COURSE 2 (module B): Patients receive methotrexate intrathecally (IT) on day 1, cytarabine IV over 3 hours on days 1-3, dexamethasone as eye drops QID on days 1-4, trimethoprim-sulfamethoxazole PO BID 3 times weekly on days 1-29, and cyclophosphamide, asparaginase and filgrastim as in course 1. Patients who are Ph+ also receive imatinib mesylate PO on days 1-28.

COURSE 3 (module C): Patients receive vincristine sulfate IV on days 1, 15, and 29, methotrexate IV over 3 hours and IT on days 1, 15, and 19, methotrexate PO every 6 hours on days 1-2, 15-16, and 29-30, mercaptopurine PO on days 1-35, leucovorin calcium IV on days 2, 16, and 30, leucovorin calcium PO every 6 hours on days 3-4, and trimethoprim-sulfamethoxazole PO BID 3 times weekly on days 1-43. Patients who are Ph+ also receive imatinib mesylate PO on days 1-42.

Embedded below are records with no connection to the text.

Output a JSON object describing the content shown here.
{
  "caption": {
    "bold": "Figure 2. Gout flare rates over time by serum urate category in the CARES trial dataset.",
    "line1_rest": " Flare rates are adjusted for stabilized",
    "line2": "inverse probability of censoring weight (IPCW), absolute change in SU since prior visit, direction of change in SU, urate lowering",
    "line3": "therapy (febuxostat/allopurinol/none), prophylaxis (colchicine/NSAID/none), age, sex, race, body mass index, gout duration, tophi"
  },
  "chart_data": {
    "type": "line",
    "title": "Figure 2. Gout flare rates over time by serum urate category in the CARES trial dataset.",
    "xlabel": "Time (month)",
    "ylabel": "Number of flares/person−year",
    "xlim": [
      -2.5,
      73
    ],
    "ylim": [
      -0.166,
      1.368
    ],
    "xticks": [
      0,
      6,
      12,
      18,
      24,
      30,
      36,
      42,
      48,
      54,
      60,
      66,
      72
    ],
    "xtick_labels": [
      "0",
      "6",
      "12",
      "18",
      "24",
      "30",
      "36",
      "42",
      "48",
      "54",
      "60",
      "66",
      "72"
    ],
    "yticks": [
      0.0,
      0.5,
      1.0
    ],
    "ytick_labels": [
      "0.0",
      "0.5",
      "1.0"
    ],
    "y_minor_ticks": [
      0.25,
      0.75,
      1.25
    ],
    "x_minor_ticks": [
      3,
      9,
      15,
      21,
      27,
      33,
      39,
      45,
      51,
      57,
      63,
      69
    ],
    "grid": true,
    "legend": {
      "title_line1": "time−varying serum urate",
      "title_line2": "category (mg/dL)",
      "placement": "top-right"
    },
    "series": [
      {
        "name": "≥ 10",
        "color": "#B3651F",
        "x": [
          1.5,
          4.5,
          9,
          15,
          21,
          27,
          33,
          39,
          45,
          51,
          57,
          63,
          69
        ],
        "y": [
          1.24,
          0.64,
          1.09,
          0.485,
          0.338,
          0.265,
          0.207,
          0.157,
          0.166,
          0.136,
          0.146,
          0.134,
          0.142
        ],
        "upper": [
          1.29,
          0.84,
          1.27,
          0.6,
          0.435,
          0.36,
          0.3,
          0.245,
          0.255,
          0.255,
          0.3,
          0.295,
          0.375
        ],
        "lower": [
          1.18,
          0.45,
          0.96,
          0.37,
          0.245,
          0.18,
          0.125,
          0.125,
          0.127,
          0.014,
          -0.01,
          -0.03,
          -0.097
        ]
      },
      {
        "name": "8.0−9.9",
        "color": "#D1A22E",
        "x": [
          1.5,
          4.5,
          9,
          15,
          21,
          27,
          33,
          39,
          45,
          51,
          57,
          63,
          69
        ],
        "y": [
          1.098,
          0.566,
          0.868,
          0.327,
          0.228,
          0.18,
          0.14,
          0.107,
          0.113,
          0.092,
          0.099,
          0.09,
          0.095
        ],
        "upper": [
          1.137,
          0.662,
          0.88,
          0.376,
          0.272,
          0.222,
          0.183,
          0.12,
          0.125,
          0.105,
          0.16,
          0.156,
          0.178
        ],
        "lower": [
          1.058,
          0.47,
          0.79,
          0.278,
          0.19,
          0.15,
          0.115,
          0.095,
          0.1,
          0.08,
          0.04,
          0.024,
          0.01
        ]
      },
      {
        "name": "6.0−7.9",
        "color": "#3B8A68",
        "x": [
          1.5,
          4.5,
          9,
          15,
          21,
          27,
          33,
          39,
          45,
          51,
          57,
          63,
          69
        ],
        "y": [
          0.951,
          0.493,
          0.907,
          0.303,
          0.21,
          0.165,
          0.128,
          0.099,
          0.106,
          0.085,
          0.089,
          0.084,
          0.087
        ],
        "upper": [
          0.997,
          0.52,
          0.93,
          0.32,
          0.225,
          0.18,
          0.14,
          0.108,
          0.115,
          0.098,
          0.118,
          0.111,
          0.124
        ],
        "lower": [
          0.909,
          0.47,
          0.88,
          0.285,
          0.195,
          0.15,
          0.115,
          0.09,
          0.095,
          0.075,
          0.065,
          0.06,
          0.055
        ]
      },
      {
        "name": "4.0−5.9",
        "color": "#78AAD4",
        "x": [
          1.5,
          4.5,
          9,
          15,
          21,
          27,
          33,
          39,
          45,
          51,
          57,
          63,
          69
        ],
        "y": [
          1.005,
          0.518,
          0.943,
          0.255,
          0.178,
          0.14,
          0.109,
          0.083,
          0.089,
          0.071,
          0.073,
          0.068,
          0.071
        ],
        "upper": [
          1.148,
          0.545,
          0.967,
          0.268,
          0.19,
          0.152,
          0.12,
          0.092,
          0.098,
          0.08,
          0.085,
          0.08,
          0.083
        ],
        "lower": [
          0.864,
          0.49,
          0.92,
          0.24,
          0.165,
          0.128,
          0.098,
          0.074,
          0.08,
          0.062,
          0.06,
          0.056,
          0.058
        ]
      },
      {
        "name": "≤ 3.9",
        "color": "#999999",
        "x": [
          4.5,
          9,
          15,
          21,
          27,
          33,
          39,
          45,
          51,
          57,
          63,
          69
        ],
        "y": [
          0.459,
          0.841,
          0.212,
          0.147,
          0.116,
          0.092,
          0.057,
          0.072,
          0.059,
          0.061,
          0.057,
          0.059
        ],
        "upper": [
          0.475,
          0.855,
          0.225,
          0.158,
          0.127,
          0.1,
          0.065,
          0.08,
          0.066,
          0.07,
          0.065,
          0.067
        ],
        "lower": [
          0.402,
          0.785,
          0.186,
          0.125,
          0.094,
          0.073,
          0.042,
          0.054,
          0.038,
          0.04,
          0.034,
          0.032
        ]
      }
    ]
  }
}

COURSE 4 (module D): Patients receive alemtuzumab SC 3 times weekly for 4 weeks and begin acyclovir PO QID for 6 months (continuing through course 8).

• Phase I Cohort 1: 10 mg
• Phase I Cohort 2: 20 mg
• Phase I Cohort 3/Phase II MTD: 30 mg

COURSE 5 (module A): Patients repeat course 1, minus allopurinol.

COURSE 6 (module B): Patients repeat course 2.

COURSE 7 (module C): Patients repeat course 3.

COURSE 8: Patients receive mercaptopurine PO, vincristine sulfate IV on day 1, dexamethasone PO on days 1-5, methotrexate PO on days 1, 8, 15, and 22, and trimethoprim-sulfamethoxazole PO BID 3 days weekly. Patients who are Ph+ also receive imatinib mesylate PO on days 1-28. Courses repeat every 28 days for up to 24 months in the absence of disease progression or unacceptable toxicity.

After completion of study treatment, patients are followed up every 6 months for 10 years.